L’Inde reconnait Israël deux ans après sa création, en 1950, mais attendra 1992 pour établir des relations diplomatiques normales. Durant la Guerre des Six jours et la Guerre de Kippour, l’Inde soutient le camp arabe, avant de devenir en 1975 le premier pays non arabe à autoriser l’OLP (Organisation de libération de la Palestine) à ouvrir un bureau sur son territoire. En 1988, elle reconnait l’Etat palestinien, après la déclaration d’indépendance du Conseil national palestinien. Pourtant dès les années 1960, l’Inde coopère avec l’Etat hébreu dans le domaine du renseignement ainsi dans la fourniture d’équipements militaires. L’établissement des relations diplomatiques en 1992 entre les deux capitales s’inscrit dans un vaste processus de redéploiement des alliances stratégiques indiennes suite à la disparition de l’URSS dont il fut un partenaire privilégié pendant la guerre froide.

La guerre indo-pakistanaise de Kargil en 1999 donne un coup d’accélérateur à la relation bilatérale. L’Inde, sous-équipée, souffre de l’embargo qui lui est imposé depuis un an suite à ses essais nucléaires. Israël lui vend alors tous les armements et équipements dont elle avait besoin, malgré l’interdiction de la communauté internationale. Pour le remercier, le gouvernement du BJP reçoit Ariel Sharon en 2003, qui demeure le seul chef du gouvernement israélien à s’être rendu en Inde, aujourd’hui encore.

Narendra Modi a voulu manifester par ce voyage exclusif en Israël – il n’a pas souhaité se rendre dans les territoires palestiniens comme le font traditionnellement les chefs d’Etat – son admiration pour la stratégie sécuritaire d’Israël, qui a su prospérer dans une région hostile. Il estime partager ce destin commun d’un pays entouré d’ennemis et souhaite s’inspirer de la politique israélienne.

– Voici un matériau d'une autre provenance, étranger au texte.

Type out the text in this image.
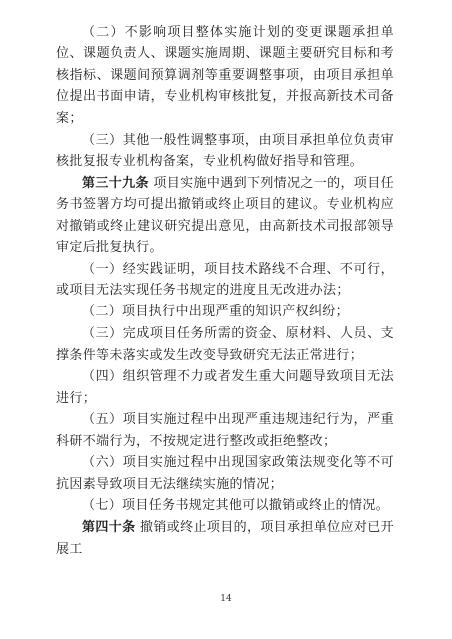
（二）不影响项目整体实施计划的变更课题承担单位、课题负责人、课题实施周期、课题主要研究目标和考核指标、课题间预算调剂等重要调整事项，由项目承担单位提出书面申请，专业机构审核批复，并报高新技术司备案；

（三）其他一般性调整事项，由项目承担单位负责审核批复报专业机构备案，专业机构做好指导和管理。

第三十九条 项目实施中遇到下列情况之一的，项目任务书签署方均可提出撤销或终止项目的建议。专业机构应对撤销或终止建议研究提出意见，由高新技术司报部领导审定后批复执行。

（一）经实践证明，项目技术路线不合理、不可行，或项目无法实现任务书规定的进度且无改进办法；

（二）项目执行中出现严重的知识产权纠纷；

（三）完成项目任务所需的资金、原材料、人员、支撑条件等未落实或发生改变导致研究无法正常进行；

（四）组织管理不力或者发生重大问题导致项目无法进行；

（五）项目实施过程中出现严重违规违纪行为，严重科研不端行为，不按规定进行整改或拒绝整改；

（六）项目实施过程中出现国家政策法规变化等不可抗因素导致项目无法继续实施的情况；

14

（七）项目任务书规定其他可以撤销或终止的情况。

第四十条 撤销或终止项目的，项目承担单位应对已开展工
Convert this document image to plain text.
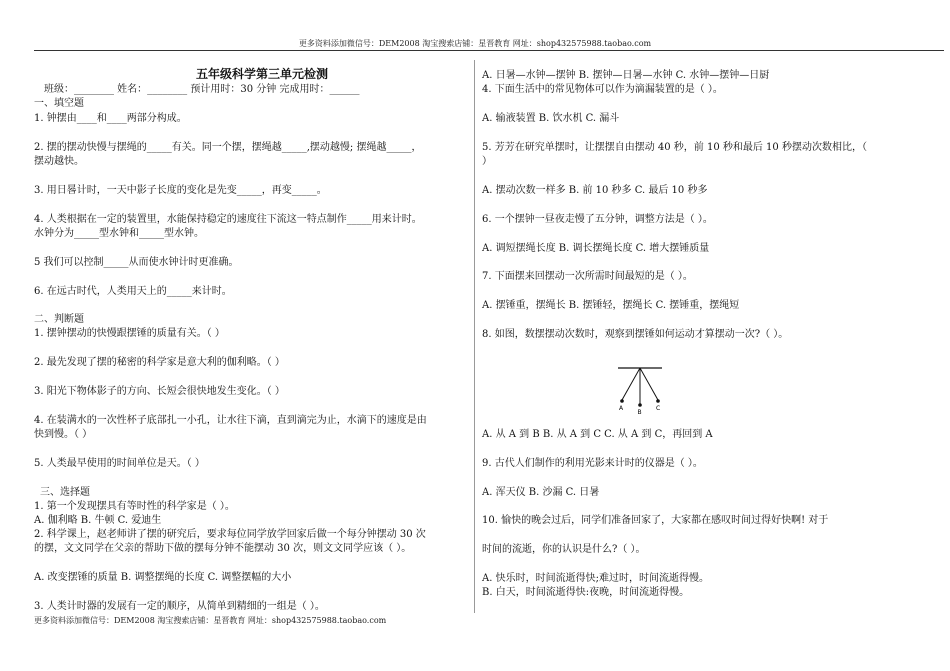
更多资料添加微信号：DEM2008 淘宝搜索店铺：星晋教育 网址：shop432575988.taobao.com
五年级科学第三单元检测
班级：________ 姓名：________ 预计用时：30 分钟 完成用时：______
一、填空题
1. 钟摆由____和____两部分构成。
2. 摆的摆动快慢与摆绳的_____有关。同一个摆，摆绳越_____,摆动越慢; 摆绳越_____，
摆动越快。
3. 用日晷计时，一天中影子长度的变化是先变_____，再变_____。
4. 人类根据在一定的装置里，水能保持稳定的速度往下流这一特点制作_____用来计时。
水钟分为_____型水钟和_____型水钟。
5 我们可以控制_____从而使水钟计时更准确。
6. 在远古时代，人类用天上的_____来计时。
二、判断题
1. 摆钟摆动的快慢跟摆锤的质量有关。（ ）
2. 最先发现了摆的秘密的科学家是意大利的伽利略。（ ）
3. 阳光下物体影子的方向、长短会很快地发生变化。（ ）
4. 在装满水的一次性杯子底部扎一小孔，让水往下滴，直到滴完为止，水滴下的速度是由
快到慢。（ ）
5. 人类最早使用的时间单位是天。（ ）
三、选择题
1. 第一个发现摆具有等时性的科学家是（ ）。
A. 伽利略 B. 牛顿 C. 爱迪生
2. 科学课上，赵老师讲了摆的研究后，要求每位同学放学回家后做一个每分钟摆动 30 次
的摆，文文同学在父亲的帮助下做的摆每分钟不能摆动 30 次，则文文同学应该（ ）。
A. 改变摆锤的质量 B. 调整摆绳的长度 C. 调整摆幅的大小
3. 人类计时器的发展有一定的顺序，从简单到精细的一组是（ ）。
A. 日暑—水钟—摆钟 B. 摆钟—日暑—水钟 C. 水钟—摆钟—日厨
4. 下面生活中的常见物体可以作为滴漏装置的是（ ）。
A. 输液装置 B. 饮水机 C. 漏斗
5. 芳芳在研究单摆时，让摆摆自由摆动 40 秒，前 10 秒和最后 10 秒摆动次数相比，（
）
A. 摆动次数一样多 B. 前 10 秒多 C. 最后 10 秒多
6. 一个摆钟一昼夜走慢了五分钟，调整方法是（ ）。
A. 调短摆绳长度 B. 调长摆绳长度 C. 增大摆锤质量
7. 下面摆来回摆动一次所需时间最短的是（ ）。
A. 摆锤重，摆绳长 B. 摆锤轻，摆绳长 C. 摆锤重，摆绳短
8. 如图，数摆摆动次数时，观察到摆锤如何运动才算摆动一次?（ ）。
A. 从 A 到 B B. 从 A 到 C C. 从 A 到 C，再回到 A
9. 古代人们制作的利用光影来计时的仪器是（ ）。
A. 浑天仪 B. 沙漏 C. 日暑
10. 愉快的晚会过后，同学们准备回家了，大家都在感叹时间过得好快啊! 对于
时间的流逝，你的认识是什么?（ ）。
A. 快乐时，时间流逝得快;难过时，时间流逝得慢。
B. 白天，时间流逝得快:夜晚，时间流逝得慢。
A
B
C
更多资料添加微信号：DEM2008 淘宝搜索店铺：星晋教育 网址：shop432575988.taobao.com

Depuis les années 50 en effet, Israël a été guidé par la « doctrine de la périphérie » énoncée par Ben Gourion et qui stipule que pour contrecarrer l’hostilité de ses Etats limitrophes, Israël doit établir des alliances avec sa périphérie eurasienne, à l’époque l’Iran et la Turquie. Face à la détérioration des relations avec ces derniers, Israël a investi ailleurs, notamment en Grèce, en Inde, en Azerbaïdjan, en Chine ou encore en Afrique. C’est aussi dans cette perspective que s’inscrit le premier sommet Israël-Afrique annoncé à l’automne 2017 au Togo. Il marque l’intérêt croissant, économique et diplomatique, de l’un des partenaires « non traditionnels » et des plus discrets du continent. Il permettra à Faure Gnassingbé, le président togolais, de renforcer la relation spéciale qui existe déjà entre Tel-Aviv et Lomé – comme d’ailleurs avec d’autres pays tels que la Côte d’Ivoire, la RDC, le Cameroun et le Rwanda.

Les relations entre Israël et ces pays sont des coopérations bilatérales et il n’existe pas encore d’alliance plus globale avec l’ensemble de ces pays. La « doctrine de la périphérie » réutilisée aujourd’hui par Israël témoigne de véritables craintes de la part du gouvernement, des menaces régionales actuelles. Les jeux d’alliances ont été profondément modifiés en l’espace de quelques décennies et Israël n’a d’autre choix que de revenir à ses fondamentaux.